For centuries the symptoms of PTSD were recognised, but their cause was found in moral dissolution. In Shakespeare’s Henry IV, the titular king returns from war and his wife mournfully asks him: “What is’t that takes from thee thy stomach, pleasure and thy golden sleep?” Centuries later, 300 British soldiers were executed for “cowardice” during World War I.

What might be clinically recognised as PTSD today, was variously referred to as “shell shock”, “battle fatigue” or “war neurosis” throughout the 20th century’s major wars. These conditions were considered at the time to carry implications of individual fault or lack of moral fibre. 

What was crucial about the PTSD as it was described in 1980 was that it formally shifted the etiology – or causation – of battle-induced trauma. Where previously it was attributed to an individual’s weakness, it was now recognised as the result of an external, catastrophic event. Today, it is a household phrase. 

“Over 30 years ago,” Professor Mark Creamer tells me, “when I started, I had to try very hard to convince people that it was real – that it wasn’t the result of weakness or cowardice. Thirty years later and it’s almost the opposite – I’m trying to convince people that people are resilient and that the majority of veterans aren’t significantly affected.”
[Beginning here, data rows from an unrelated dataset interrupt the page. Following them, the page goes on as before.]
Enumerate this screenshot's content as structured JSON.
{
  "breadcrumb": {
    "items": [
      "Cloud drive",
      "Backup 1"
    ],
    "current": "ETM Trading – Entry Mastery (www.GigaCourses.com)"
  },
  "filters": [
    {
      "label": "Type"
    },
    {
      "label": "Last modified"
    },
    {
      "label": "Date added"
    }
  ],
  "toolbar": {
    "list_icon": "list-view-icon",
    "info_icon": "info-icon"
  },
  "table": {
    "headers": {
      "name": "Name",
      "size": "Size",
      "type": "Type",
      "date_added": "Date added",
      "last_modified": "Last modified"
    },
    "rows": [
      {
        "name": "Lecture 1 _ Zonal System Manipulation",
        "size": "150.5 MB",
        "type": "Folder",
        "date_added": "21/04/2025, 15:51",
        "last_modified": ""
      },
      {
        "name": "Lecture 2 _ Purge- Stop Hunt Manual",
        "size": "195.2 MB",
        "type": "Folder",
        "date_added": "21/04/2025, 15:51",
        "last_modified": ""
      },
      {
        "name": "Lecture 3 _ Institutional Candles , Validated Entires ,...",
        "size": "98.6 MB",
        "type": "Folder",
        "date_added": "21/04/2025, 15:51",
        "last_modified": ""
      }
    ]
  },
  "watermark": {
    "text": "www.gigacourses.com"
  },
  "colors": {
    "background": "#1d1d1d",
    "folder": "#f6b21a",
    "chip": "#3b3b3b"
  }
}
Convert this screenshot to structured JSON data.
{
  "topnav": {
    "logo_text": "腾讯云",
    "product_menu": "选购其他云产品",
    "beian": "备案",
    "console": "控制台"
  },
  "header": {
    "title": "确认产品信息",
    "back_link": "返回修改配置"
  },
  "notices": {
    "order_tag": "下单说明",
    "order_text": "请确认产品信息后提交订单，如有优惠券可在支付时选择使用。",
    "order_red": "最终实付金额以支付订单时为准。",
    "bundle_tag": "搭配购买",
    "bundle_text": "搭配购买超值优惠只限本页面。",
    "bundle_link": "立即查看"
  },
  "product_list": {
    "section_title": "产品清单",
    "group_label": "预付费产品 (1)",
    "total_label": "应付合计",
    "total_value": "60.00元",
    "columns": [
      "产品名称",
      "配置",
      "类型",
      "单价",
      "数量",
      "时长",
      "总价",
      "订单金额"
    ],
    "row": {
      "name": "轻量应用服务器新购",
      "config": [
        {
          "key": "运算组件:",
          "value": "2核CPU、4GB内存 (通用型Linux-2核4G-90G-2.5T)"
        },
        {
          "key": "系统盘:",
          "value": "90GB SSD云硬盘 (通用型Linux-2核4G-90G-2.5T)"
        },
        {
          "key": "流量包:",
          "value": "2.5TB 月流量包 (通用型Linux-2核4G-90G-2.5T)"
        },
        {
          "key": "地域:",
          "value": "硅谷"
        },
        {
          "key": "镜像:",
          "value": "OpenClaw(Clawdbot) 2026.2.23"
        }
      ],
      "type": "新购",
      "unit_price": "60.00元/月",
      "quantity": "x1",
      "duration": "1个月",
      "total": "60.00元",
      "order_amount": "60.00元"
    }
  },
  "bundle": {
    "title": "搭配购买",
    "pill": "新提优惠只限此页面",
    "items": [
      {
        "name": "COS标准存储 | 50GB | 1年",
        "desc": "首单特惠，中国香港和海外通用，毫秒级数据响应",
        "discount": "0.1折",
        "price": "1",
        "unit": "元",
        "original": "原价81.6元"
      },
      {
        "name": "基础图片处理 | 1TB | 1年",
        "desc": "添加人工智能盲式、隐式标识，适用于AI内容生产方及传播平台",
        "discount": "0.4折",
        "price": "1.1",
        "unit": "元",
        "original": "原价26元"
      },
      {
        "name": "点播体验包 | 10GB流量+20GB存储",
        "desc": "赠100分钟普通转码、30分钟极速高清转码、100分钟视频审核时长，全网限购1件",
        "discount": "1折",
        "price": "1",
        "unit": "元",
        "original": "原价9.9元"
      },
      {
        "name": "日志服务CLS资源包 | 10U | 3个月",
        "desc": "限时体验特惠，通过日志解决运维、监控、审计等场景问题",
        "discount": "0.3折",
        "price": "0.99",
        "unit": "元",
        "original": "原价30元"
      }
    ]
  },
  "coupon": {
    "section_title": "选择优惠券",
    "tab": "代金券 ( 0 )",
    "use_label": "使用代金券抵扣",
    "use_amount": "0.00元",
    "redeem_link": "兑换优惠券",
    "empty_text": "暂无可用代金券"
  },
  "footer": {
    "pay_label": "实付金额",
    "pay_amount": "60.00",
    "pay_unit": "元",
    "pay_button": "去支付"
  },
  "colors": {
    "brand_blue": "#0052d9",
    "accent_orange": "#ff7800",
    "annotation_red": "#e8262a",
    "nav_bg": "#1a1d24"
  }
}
Creamer is a professorial fellow at Melbourne University’s psychiatric department, and an expert in PTSD. He tells me there are four core elements of PTSD. “One, that the person is haunted by this past horror. Two, the person avoids any reminders of it. Three, there’s a more general psychological distress that overlaps with depression or anxiety, say, and finally a hyper-arousal. You will see fluctuations between each of these.”